Whether a so-called non-essential error would vitiate the contract depended somewhat upon the materiality of the error.
Essential error might relate to the identity of the thing, or to the nature of the obligation to be assumed, or to the person of the promise. Thus one might stipulate for a certain slave while the other party is thinking of another slave (Inst. III, 19, 23 ) , or one might offer to let his farm, and the other, misunderstanding the offer, might agree to buy it (Dig. 44, 7, 57), again, one might agree to loan money to Titius, a reputable man, but, being imposed upon, pays it to another Titius who impersonates the party intended.
In all the above cases there is no contract. But a mistake merely in names is immaterial, as where two persons are negotiating for the purchase and sale of a piece of property which they know by different names. This contract is good. (Nihil enim facit error nominis, cum de corpore constat.
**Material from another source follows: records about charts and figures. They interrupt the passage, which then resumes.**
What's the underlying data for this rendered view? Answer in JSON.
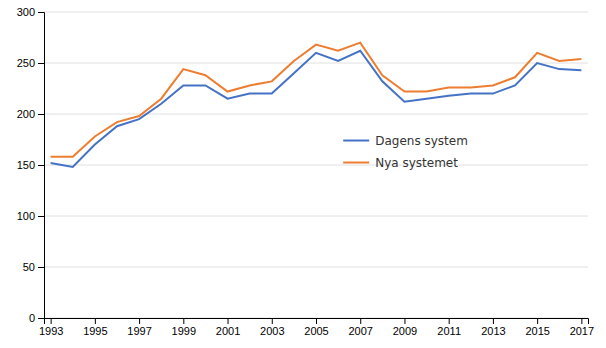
{
  "chart_data": {
    "type": "line",
    "x": [
      1993,
      1994,
      1995,
      1996,
      1997,
      1998,
      1999,
      2000,
      2001,
      2002,
      2003,
      2004,
      2005,
      2006,
      2007,
      2008,
      2009,
      2010,
      2011,
      2012,
      2013,
      2014,
      2015,
      2016,
      2017
    ],
    "series": [
      {
        "name": "Dagens system",
        "color": "#4472C4",
        "values": [
          152,
          148,
          170,
          188,
          195,
          210,
          228,
          228,
          215,
          220,
          220,
          240,
          260,
          252,
          262,
          232,
          212,
          215,
          218,
          220,
          220,
          228,
          250,
          244,
          243
        ]
      },
      {
        "name": "Nya systemet",
        "color": "#ED7D31",
        "values": [
          158,
          158,
          178,
          192,
          198,
          215,
          244,
          238,
          222,
          228,
          232,
          252,
          268,
          262,
          270,
          238,
          222,
          222,
          226,
          226,
          228,
          236,
          260,
          252,
          254
        ]
      }
    ],
    "xlim": [
      1992.7,
      2017.3
    ],
    "ylim": [
      0,
      300
    ],
    "xticks": [
      1993,
      1995,
      1997,
      1999,
      2001,
      2003,
      2005,
      2007,
      2009,
      2011,
      2013,
      2015,
      2017
    ],
    "yticks": [
      0,
      50,
      100,
      150,
      200,
      250,
      300
    ],
    "grid": true,
    "legend": "right"
  }
}
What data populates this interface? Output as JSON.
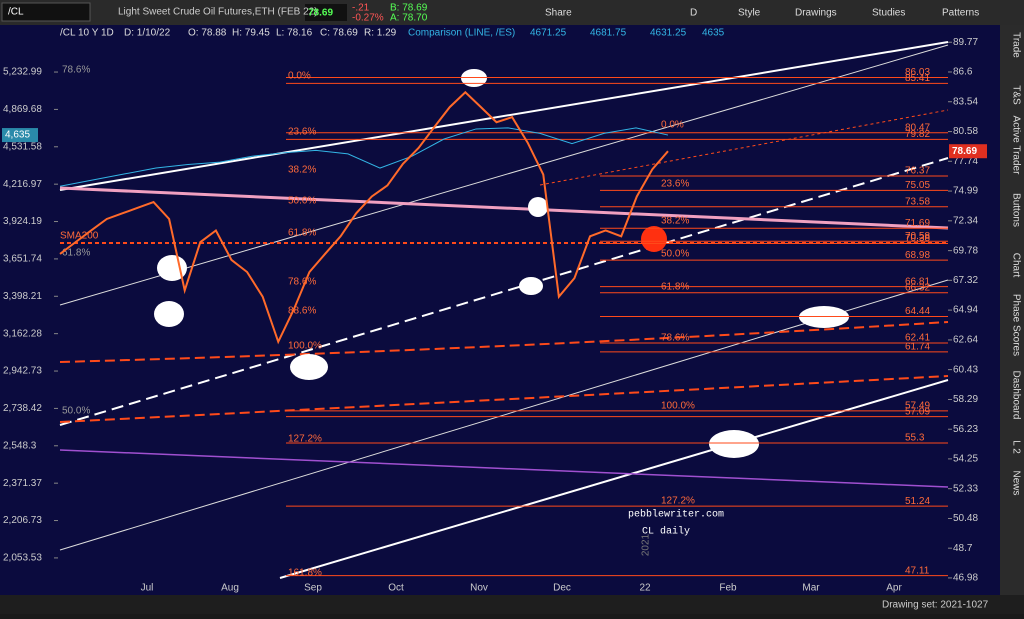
{
  "toolbar": {
    "symbol": "/CL",
    "description": "Light Sweet Crude Oil Futures,ETH (FEB 22)",
    "last": "78.69",
    "change": "-.21",
    "change_pct": "-0.27%",
    "bid": "B: 78.69",
    "ask": "A: 78.70",
    "buttons": [
      "Share",
      "D",
      "Style",
      "Drawings",
      "Studies",
      "Patterns"
    ]
  },
  "header": {
    "items": [
      "/CL 10 Y 1D",
      "D: 1/10/22",
      "O: 78.88",
      "H: 79.45",
      "L: 78.16",
      "C: 78.69",
      "R: 1.29"
    ],
    "comparison": "Comparison (LINE, /ES)",
    "comparison_values": [
      "4671.25",
      "4681.75",
      "4631.25",
      "4635"
    ]
  },
  "sidebar": [
    "Trade",
    "T&S",
    "Active Trader",
    "Buttons",
    "Chart",
    "Phase Scores",
    "Dashboard",
    "L 2",
    "News"
  ],
  "chart": {
    "type": "line",
    "log_scale": true,
    "price_axis": {
      "ylim": [
        46.02,
        91.66
      ],
      "ticks": [
        89.77,
        86.6,
        83.54,
        80.58,
        77.74,
        74.99,
        72.34,
        69.78,
        67.32,
        64.94,
        62.64,
        60.43,
        58.29,
        56.23,
        54.25,
        52.33,
        50.48,
        48.7,
        46.98
      ]
    },
    "comparison_axis": {
      "ylim": [
        1912,
        5729
      ],
      "ticks": [
        {
          "value": 5232.99,
          "label": "5,232.99"
        },
        {
          "value": 4869.68,
          "label": "4,869.68"
        },
        {
          "value": 4531.58,
          "label": "4,531.58"
        },
        {
          "value": 4216.97,
          "label": "4,216.97"
        },
        {
          "value": 3924.19,
          "label": "3,924.19"
        },
        {
          "value": 3651.74,
          "label": "3,651.74"
        },
        {
          "value": 3398.21,
          "label": "3,398.21"
        },
        {
          "value": 3162.28,
          "label": "3,162.28"
        },
        {
          "value": 2942.73,
          "label": "2,942.73"
        },
        {
          "value": 2738.42,
          "label": "2,738.42"
        },
        {
          "value": 2548.3,
          "label": "2,548.3"
        },
        {
          "value": 2371.37,
          "label": "2,371.37"
        },
        {
          "value": 2206.73,
          "label": "2,206.73"
        },
        {
          "value": 2053.53,
          "label": "2,053.53"
        }
      ]
    },
    "months": [
      "Jul",
      "Aug",
      "Sep",
      "Oct",
      "Nov",
      "Dec",
      "22",
      "Feb",
      "Mar",
      "Apr"
    ],
    "price": {
      "name": "/CL",
      "color": "#ff6a2a",
      "values": [
        69.5,
        70.5,
        71.5,
        72.5,
        73,
        73.5,
        74,
        72.5,
        66.5,
        70.5,
        71.5,
        69,
        68,
        66,
        62.5,
        65,
        68,
        69.5,
        71,
        73,
        74.5,
        75.5,
        77.5,
        79,
        81,
        83,
        84.5,
        83,
        81.5,
        82,
        79.5,
        76.5,
        66,
        67.5,
        71,
        71.5,
        71,
        74.5,
        77,
        78.69
      ]
    },
    "comparison": {
      "name": "/ES",
      "color": "#33b5e5",
      "values": [
        4200,
        4250,
        4300,
        4350,
        4380,
        4400,
        4450,
        4480,
        4500,
        4470,
        4350,
        4450,
        4600,
        4690,
        4700,
        4650,
        4560,
        4650,
        4700,
        4635
      ]
    },
    "last_price": {
      "value": 78.69,
      "label": "78.69"
    },
    "last_comparison": {
      "value": 4635,
      "label": "4,635"
    },
    "fib_labels_a": [
      "0.0%",
      "23.6%",
      "38.2%",
      "50.0%",
      "61.8%",
      "78.6%",
      "88.6%",
      "100.0%",
      "127.2%",
      "161.8%"
    ],
    "fib_labels_b": [
      "0.0%",
      "23.6%",
      "38.2%",
      "50.0%",
      "61.8%",
      "78.6%",
      "100.0%",
      "127.2%"
    ],
    "fib_labels_gray": [
      "78.6%",
      "61.8%",
      "50.0%"
    ],
    "levels": [
      86.03,
      85.41,
      80.47,
      79.82,
      76.37,
      75.05,
      73.58,
      71.69,
      70.58,
      70.38,
      68.98,
      66.81,
      66.32,
      64.44,
      62.41,
      61.74,
      57.49,
      57.09,
      55.3,
      51.24,
      47.11
    ],
    "sma_label": "SMA200",
    "watermark": [
      "pebblewriter.com",
      "CL daily"
    ],
    "year_label": "2021"
  },
  "footer": {
    "drawing_set": "Drawing set: 2021-1027"
  }
}
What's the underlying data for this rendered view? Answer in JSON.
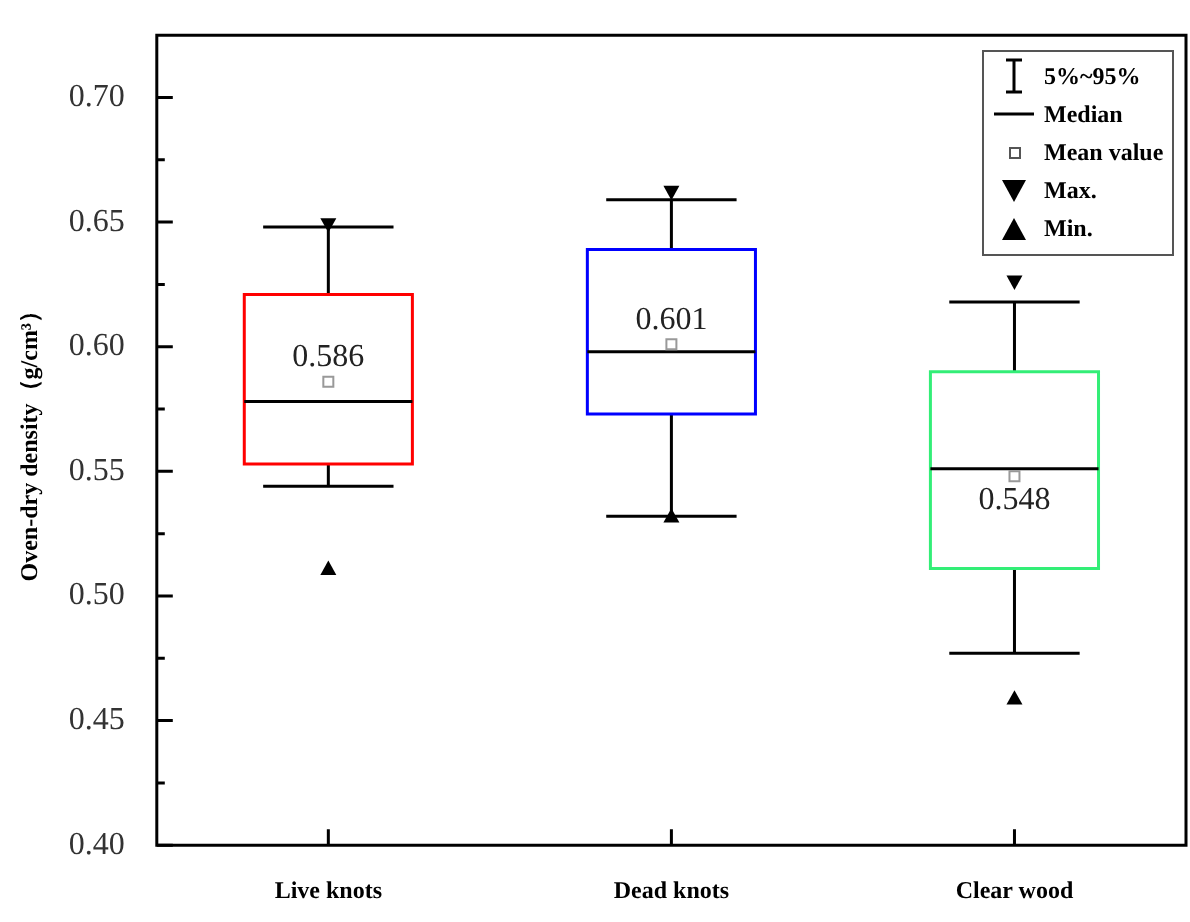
{
  "chart_data": {
    "type": "box",
    "ylabel": "Oven-dry density（g/cm³）",
    "categories": [
      "Live knots",
      "Dead knots",
      "Clear wood"
    ],
    "colors": [
      "#ff0000",
      "#0000ff",
      "#33ee77"
    ],
    "boxes": [
      {
        "low": 0.544,
        "q1": 0.553,
        "median": 0.578,
        "q3": 0.621,
        "high": 0.648,
        "mean": 0.586,
        "outliers": [
          0.649,
          0.511
        ]
      },
      {
        "low": 0.532,
        "q1": 0.573,
        "median": 0.598,
        "q3": 0.639,
        "high": 0.659,
        "mean": 0.601,
        "outliers": [
          0.662,
          0.532
        ]
      },
      {
        "low": 0.477,
        "q1": 0.511,
        "median": 0.551,
        "q3": 0.59,
        "high": 0.618,
        "mean": 0.548,
        "outliers": [
          0.626,
          0.459
        ]
      }
    ],
    "ylim": [
      0.4,
      0.725
    ],
    "yticks": [
      {
        "value": 0.4,
        "label": "0.40"
      },
      {
        "value": 0.425,
        "label": null
      },
      {
        "value": 0.45,
        "label": "0.45"
      },
      {
        "value": 0.475,
        "label": null
      },
      {
        "value": 0.5,
        "label": "0.50"
      },
      {
        "value": 0.525,
        "label": null
      },
      {
        "value": 0.55,
        "label": "0.55"
      },
      {
        "value": 0.575,
        "label": null
      },
      {
        "value": 0.6,
        "label": "0.60"
      },
      {
        "value": 0.625,
        "label": null
      },
      {
        "value": 0.65,
        "label": "0.65"
      },
      {
        "value": 0.675,
        "label": null
      },
      {
        "value": 0.7,
        "label": "0.70"
      }
    ],
    "annotations": [
      "5%~95%",
      "Median",
      "Mean value",
      "Max.",
      "Min.",
      "0.586",
      "0.601",
      "0.548"
    ]
  }
}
Dig. 18, 1, 9, 1.)
Cases of non-essential error seem to have occurred most frequently in sales, as where a person bought an article thinking it was gold, when it was bronze, or thinking it solid silver, when it was only plated, the seller being ignorant of the buyer's mistake, and having no intent to defraud.
The authorities do not seem to afford any definite or absolute rule as to the effect of non-essential error. In the above cases the sales were held void, though not without authority to the contrary. The decisions probably turned upon the materiality of the error, a matter depending upon the circumstances of each case. A difference merely of quality as where a thing bought as of gold was largely alloy, would not vitiate the sale (Hunter, 580-584; Sohm, 210).